Human stubbornness adds to the complexity of disease prevention and treatment.
“Measles is very infectious,” Kwek said. “Surprisingly, this disease has a vaccine, but a lot of people opt not to take it.”
Then there are seemingly minor signs of nCoV that mask its threat.
“Symptoms include fever and signs of respiratory infections such as cough or colds and — depending on severity — might include difficulty breathing and chest tightness,” Kwek said.
According to a paper published in Lancet about the first 41 nCoV patients, 98 percent had fever. Then there was coughing at 76 percent, phlegm 28 percent, difficulty breathing 55 percent, muscle pain 44 percent and blood in phlegm 5 percent.
Any deaths are bad, yet flu — which people tend to accept lightly — has claimed thousands and millions of lives. In the initial report of 17 nCoV deaths, ages ranged from 48 to 89 years. Eleven had illnesses such as liver, heart and lung problems.

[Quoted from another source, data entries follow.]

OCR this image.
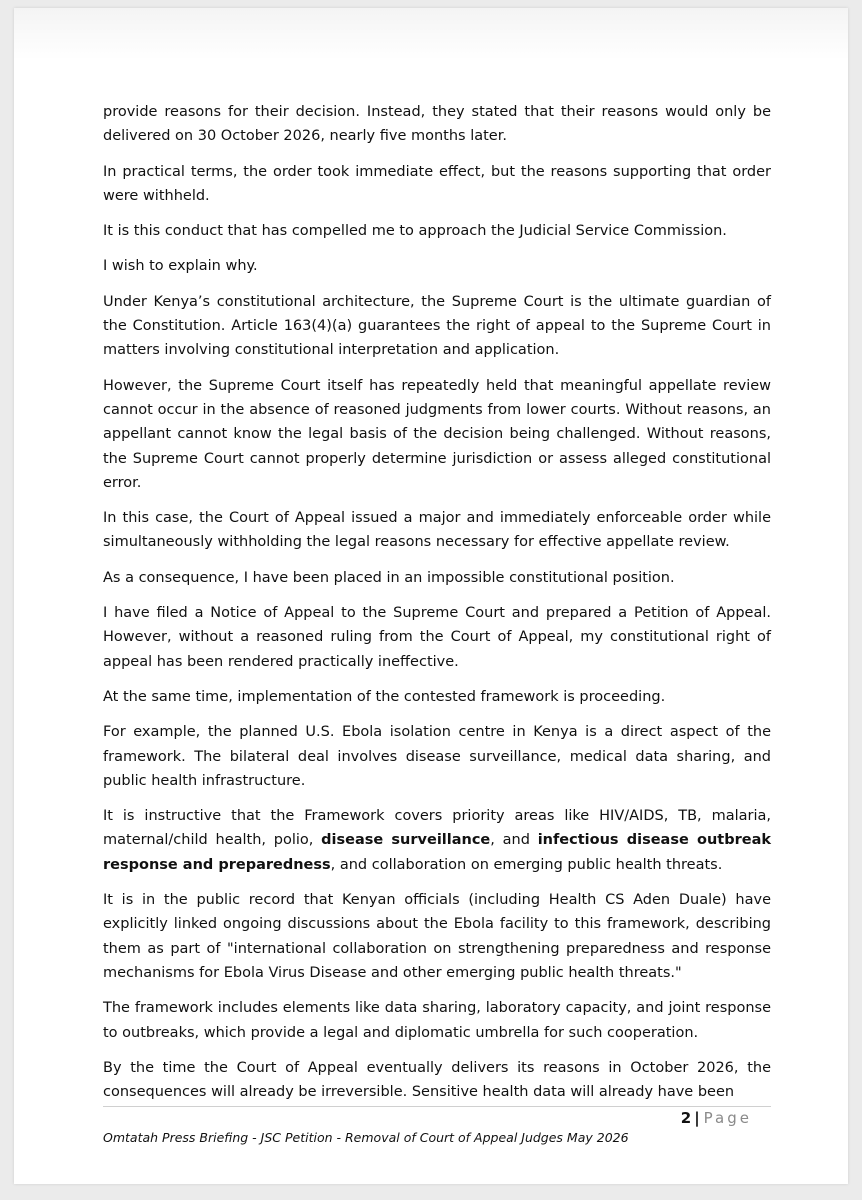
provide reasons for their decision. Instead, they stated that their reasons would only be delivered on 30 October 2026, nearly five months later.

In practical terms, the order took immediate effect, but the reasons supporting that order were withheld.

It is this conduct that has compelled me to approach the Judicial Service Commission.

I wish to explain why.

Under Kenya’s constitutional architecture, the Supreme Court is the ultimate guardian of the Constitution. Article 163(4)(a) guarantees the right of appeal to the Supreme Court in matters involving constitutional interpretation and application.

However, the Supreme Court itself has repeatedly held that meaningful appellate review cannot occur in the absence of reasoned judgments from lower courts. Without reasons, an appellant cannot know the legal basis of the decision being challenged. Without reasons, the Supreme Court cannot properly determine jurisdiction or assess alleged constitutional error.

In this case, the Court of Appeal issued a major and immediately enforceable order while simultaneously withholding the legal reasons necessary for effective appellate review.

As a consequence, I have been placed in an impossible constitutional position.

I have filed a Notice of Appeal to the Supreme Court and prepared a Petition of Appeal. However, without a reasoned ruling from the Court of Appeal, my constitutional right of appeal has been rendered practically ineffective.

At the same time, implementation of the contested framework is proceeding.

For example, the planned U.S. Ebola isolation centre in Kenya is a direct aspect of the framework. The bilateral deal involves disease surveillance, medical data sharing, and public health infrastructure.

It is instructive that the Framework covers priority areas like HIV/AIDS, TB, malaria, maternal/child health, polio, disease surveillance, and infectious disease outbreak response and preparedness, and collaboration on emerging public health threats.

It is in the public record that Kenyan officials (including Health CS Aden Duale) have explicitly linked ongoing discussions about the Ebola facility to this framework, describing them as part of "international collaboration on strengthening preparedness and response mechanisms for Ebola Virus Disease and other emerging public health threats."

The framework includes elements like data sharing, laboratory capacity, and joint response to outbreaks, which provide a legal and diplomatic umbrella for such cooperation.

By the time the Court of Appeal eventually delivers its reasons in October 2026, the consequences will already be irreversible. Sensitive health data will already have been

2 | Page
Omtatah Press Briefing - JSC Petition - Removal of Court of Appeal Judges May 2026
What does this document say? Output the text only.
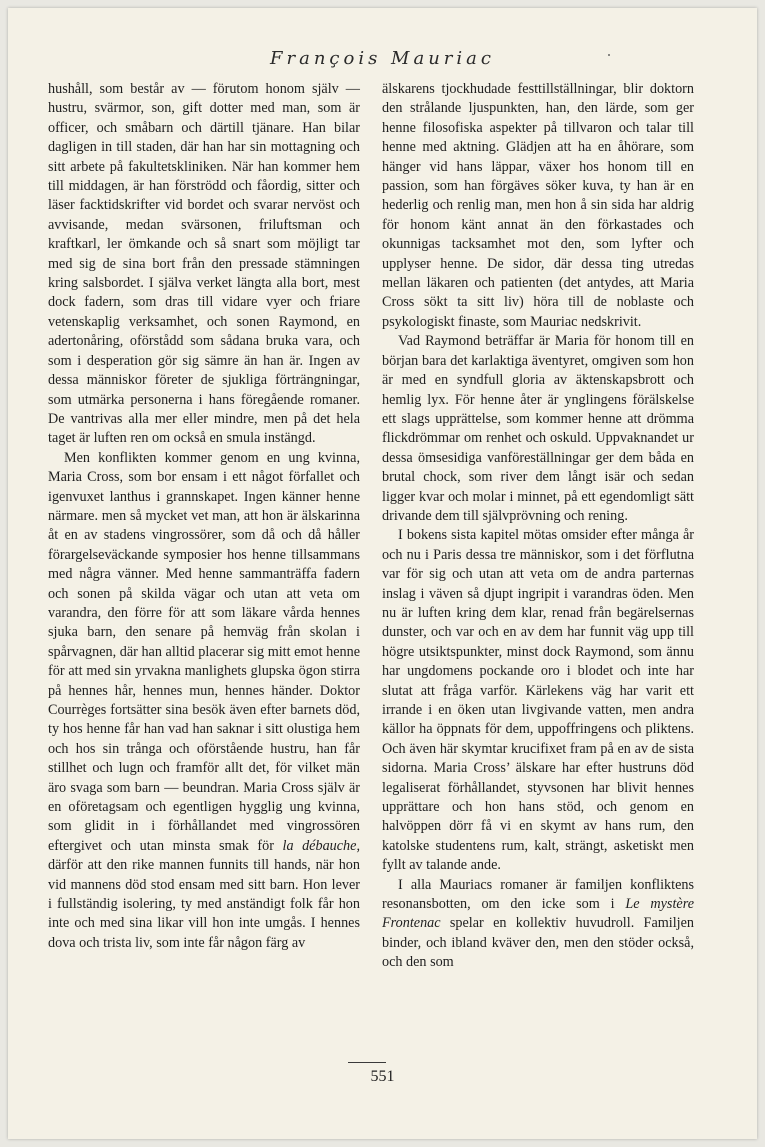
François Mauriac

hushåll, som består av — förutom honom själv — hustru, svärmor, son, gift dotter med man, som är officer, och småbarn och därtill tjänare. Han bilar dagligen in till staden, där han har sin mottagning och sitt arbete på fakultetskliniken. När han kommer hem till middagen, är han förströdd och fåordig, sitter och läser facktidskrifter vid bordet och svarar nervöst och avvisande, medan svärsonen, friluftsman och kraftkarl, ler ömkande och så snart som möjligt tar med sig de sina bort från den pressade stämningen kring salsbordet. I själva verket längta alla bort, mest dock fadern, som dras till vidare vyer och friare vetenskaplig verksamhet, och sonen Raymond, en adertonåring, oförstådd som sådana bruka vara, och som i desperation gör sig sämre än han är. Ingen av dessa människor företer de sjukliga förträngningar, som utmärka personerna i hans föregående romaner. De vantrivas alla mer eller mindre, men på det hela taget är luften ren om också en smula instängd.

Men konflikten kommer genom en ung kvinna, Maria Cross, som bor ensam i ett något förfallet och igenvuxet lanthus i grannskapet. Ingen känner henne närmare. men så mycket vet man, att hon är älskarinna åt en av stadens vingrossörer, som då och då håller förargelseväckande symposier hos henne tillsammans med några vänner. Med henne sammanträffa fadern och sonen på skilda vägar och utan att veta om varandra, den förre för att som läkare vårda hennes sjuka barn, den senare på hemväg från skolan i spårvagnen, där han alltid placerar sig mitt emot henne för att med sin yrvakna manlighets glupska ögon stirra på hennes hår, hennes mun, hennes händer. Doktor Courrèges fortsätter sina besök även efter barnets död, ty hos henne får han vad han saknar i sitt olustiga hem och hos sin trånga och oförstående hustru, han får stillhet och lugn och framför allt det, för vilket män äro svaga som barn — beundran. Maria Cross själv är en oföretagsam och egentligen hygglig ung kvinna, som glidit in i förhållandet med vingrossören eftergivet och utan minsta smak för la débauche, därför att den rike mannen funnits till hands, när hon vid mannens död stod ensam med sitt barn. Hon lever i fullständig isolering, ty med anständigt folk får hon inte och med sina likar vill hon inte umgås. I hennes dova och trista liv, som inte får någon färg av

älskarens tjockhudade festtillställningar, blir doktorn den strålande ljuspunkten, han, den lärde, som ger henne filosofiska aspekter på tillvaron och talar till henne med aktning. Glädjen att ha en åhörare, som hänger vid hans läppar, växer hos honom till en passion, som han förgäves söker kuva, ty han är en hederlig och renlig man, men hon å sin sida har aldrig för honom känt annat än den förkastades och okunnigas tacksamhet mot den, som lyfter och upplyser henne. De sidor, där dessa ting utredas mellan läkaren och patienten (det antydes, att Maria Cross sökt ta sitt liv) höra till de noblaste och psykologiskt finaste, som Mauriac nedskrivit.

Vad Raymond beträffar är Maria för honom till en början bara det karlaktiga äventyret, omgiven som hon är med en syndfull gloria av äktenskapsbrott och hemlig lyx. För henne åter är ynglingens förälskelse ett slags upprättelse, som kommer henne att drömma flickdrömmar om renhet och oskuld. Uppvaknandet ur dessa ömsesidiga vanföreställningar ger dem båda en brutal chock, som river dem långt isär och sedan ligger kvar och molar i minnet, på ett egendomligt sätt drivande dem till självprövning och rening.

I bokens sista kapitel mötas omsider efter många år och nu i Paris dessa tre människor, som i det förflutna var för sig och utan att veta om de andra parternas inslag i väven så djupt ingripit i varandras öden. Men nu är luften kring dem klar, renad från begärelsernas dunster, och var och en av dem har funnit väg upp till högre utsiktspunkter, minst dock Raymond, som ännu har ungdomens pockande oro i blodet och inte har slutat att fråga varför. Kärlekens väg har varit ett irrande i en öken utan livgivande vatten, men andra källor ha öppnats för dem, uppoffringens och pliktens. Och även här skymtar krucifixet fram på en av de sista sidorna. Maria Cross’ älskare har efter hustruns död legaliserat förhållandet, styvsonen har blivit hennes upprättare och hon hans stöd, och genom en halvöppen dörr få vi en skymt av hans rum, den katolske studentens rum, kalt, strängt, asketiskt men fyllt av talande ande.

I alla Mauriacs romaner är familjen konfliktens resonansbotten, om den icke som i Le mystère Frontenac spelar en kollektiv huvudroll. Familjen binder, och ibland kväver den, men den stöder också, och den som

551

The disease has an estimated incubation period up to 14 days, but this estimate might change as investigations continue.
“Travel history is important, either by the patients or their close contacts,” Kwek said. “Note that case definitions might change as we get more information.
“Travel to countries with confirmed cases of nCoV is not restricted,” she said. “It is premature to tag someone as a person under investigation because of visits to particular places.”
Passports can easily document travel to China, which raises the question of hospital protocols to filter particular travelers.
“This is possible, but I’m not sure if it’s feasible,” Roman said. “Besides, the Bureau of Quarantine is doing this for us at ports of entry. From personal experience, most of these travelers are as anxious as we are. They are honest about their travel history in medical interviews.”
PSMID said public health measures to prevent the spread of nCoV are deceptively simple: “Cover your cough and wash your hands.”
People who have pre-existing conditions should be especially cautious.
“Special mention to those whose immune systems are down,” Roman said. “Those with kidney, liver, heart problems, on steroids, elderly — although age is just a number — need to be extra careful. Use more hand hygiene, and take more respiratory protection.”
Although traveling locally or internationally is unavoidable, PSMID urges those on the move to pay attention to themselves and their surroundings: “Being self-aware is super important in preventing the spread of any infectious disease.”